Not really. A good salesperson knows you can’t force a solution down a customer’s throat. If you listen and encourage a prospect to think it out for himself, you may discover an application for that product that you never thought of before. And your customer will feel more like a partner. Apply that to your sales staff, and you’re on your way.
Target the outcome
As a manager, when you meet with a salesperson for a coaching session, there’s a tendency to try to do too much. You’re in a hurry to bring them along, to help them get that pipeline going. So you talk about how many calls they’re making, and how they’re presenting material, and follow-up, and maybe you critique the way they handled a gatekeeper recently. The result is that your sales rep is confused and doesn’t know what to do next. The management skill here is to pick one thing that needs improvement, target that, and let the others go for another day. Know what outcome you want from the salesperson – what needs to be different – and figure out how you’ll know when that outcome is reached. Then you can move on to the next one.
It seems a pattern has emerged here: you use that skill in selling, too. You don’t try to unload your whole inventory in one sales call. You know if you can make a start, make a small sale, you can start to develop a satisfied customer. If there’s anything salespeople understand better than anyone else, it’s goals. The difference here is that your goal isn’t a sales quota; it’s a solid behavior you want to see from the person you’re coaching.

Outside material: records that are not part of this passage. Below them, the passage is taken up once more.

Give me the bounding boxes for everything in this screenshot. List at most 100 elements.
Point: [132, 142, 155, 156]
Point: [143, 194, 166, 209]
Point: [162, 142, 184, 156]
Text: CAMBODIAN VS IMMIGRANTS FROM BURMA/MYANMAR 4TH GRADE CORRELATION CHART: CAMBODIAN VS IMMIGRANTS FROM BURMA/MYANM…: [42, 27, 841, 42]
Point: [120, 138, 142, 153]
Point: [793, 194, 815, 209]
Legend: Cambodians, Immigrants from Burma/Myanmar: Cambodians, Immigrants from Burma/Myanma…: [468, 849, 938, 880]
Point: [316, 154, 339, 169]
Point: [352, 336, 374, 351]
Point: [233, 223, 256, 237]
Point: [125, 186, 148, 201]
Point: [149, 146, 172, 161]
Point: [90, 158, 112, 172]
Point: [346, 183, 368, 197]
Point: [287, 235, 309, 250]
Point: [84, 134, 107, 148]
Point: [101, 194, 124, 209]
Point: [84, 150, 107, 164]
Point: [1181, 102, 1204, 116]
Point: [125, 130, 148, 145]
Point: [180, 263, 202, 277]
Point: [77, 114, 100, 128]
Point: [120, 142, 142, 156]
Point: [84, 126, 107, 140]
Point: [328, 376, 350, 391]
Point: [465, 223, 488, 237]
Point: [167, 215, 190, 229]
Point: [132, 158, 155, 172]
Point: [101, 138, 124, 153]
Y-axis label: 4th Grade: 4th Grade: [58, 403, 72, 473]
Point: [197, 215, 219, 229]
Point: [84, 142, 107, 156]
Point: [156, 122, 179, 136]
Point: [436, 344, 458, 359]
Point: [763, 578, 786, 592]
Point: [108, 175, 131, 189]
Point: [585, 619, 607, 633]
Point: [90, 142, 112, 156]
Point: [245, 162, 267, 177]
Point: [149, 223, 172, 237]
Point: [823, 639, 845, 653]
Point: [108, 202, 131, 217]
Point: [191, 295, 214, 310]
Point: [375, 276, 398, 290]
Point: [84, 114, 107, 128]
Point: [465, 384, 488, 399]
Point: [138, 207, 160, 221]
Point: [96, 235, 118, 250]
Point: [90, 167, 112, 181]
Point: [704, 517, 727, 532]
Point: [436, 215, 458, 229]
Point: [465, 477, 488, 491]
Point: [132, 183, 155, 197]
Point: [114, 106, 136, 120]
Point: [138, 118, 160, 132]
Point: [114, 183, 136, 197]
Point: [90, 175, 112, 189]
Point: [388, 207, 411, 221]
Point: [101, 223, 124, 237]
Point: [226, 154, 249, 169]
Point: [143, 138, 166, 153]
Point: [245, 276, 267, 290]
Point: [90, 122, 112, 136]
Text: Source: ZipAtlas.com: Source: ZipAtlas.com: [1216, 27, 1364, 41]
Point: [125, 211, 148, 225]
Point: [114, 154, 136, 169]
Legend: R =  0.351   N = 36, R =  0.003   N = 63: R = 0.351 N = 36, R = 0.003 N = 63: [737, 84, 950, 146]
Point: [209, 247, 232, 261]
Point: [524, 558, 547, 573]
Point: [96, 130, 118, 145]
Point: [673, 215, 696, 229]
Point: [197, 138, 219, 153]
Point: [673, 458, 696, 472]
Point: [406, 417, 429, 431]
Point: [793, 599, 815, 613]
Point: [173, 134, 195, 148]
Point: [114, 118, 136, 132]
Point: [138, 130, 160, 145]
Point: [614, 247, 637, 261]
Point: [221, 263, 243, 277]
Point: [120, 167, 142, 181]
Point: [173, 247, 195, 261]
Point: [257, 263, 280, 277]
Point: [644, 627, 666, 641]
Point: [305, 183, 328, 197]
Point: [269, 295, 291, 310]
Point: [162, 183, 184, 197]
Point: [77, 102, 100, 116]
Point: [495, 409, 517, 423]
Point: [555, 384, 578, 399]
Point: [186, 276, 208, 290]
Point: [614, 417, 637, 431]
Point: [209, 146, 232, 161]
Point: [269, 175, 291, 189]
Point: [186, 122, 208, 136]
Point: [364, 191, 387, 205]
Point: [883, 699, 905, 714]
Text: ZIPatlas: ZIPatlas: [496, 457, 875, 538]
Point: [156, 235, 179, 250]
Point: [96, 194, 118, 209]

But how do you get your staff to try the methods you’re suggesting? Change can be unsettling. Not everyone is open to improvement, if it means the discomfort of trying something new. How do managers motivate their people?
Well, you already know how to communicate your value proposition: what’s in it for the customer. Same thing for your sales team. You persuade by talking about the benefits to them: more money, bigger territory, more opportunity – whatever is meaningful to the person you’re talking to. Just as in sales, it’s not important what you think is the best feature; what matters is what the other person wants. You get to know your salespeople to find out what they want. And then you help them get there.
So maybe great salespeople do have the skills they need to be great sales managers. With a change of perspective and a change of goals, you can turn your expertise into success for your entire sales staff. Think about it. How can your sales skills help you engage, motivate and sharpen up your sales people? Look at them from a different angle, and you might find you’re already an expert.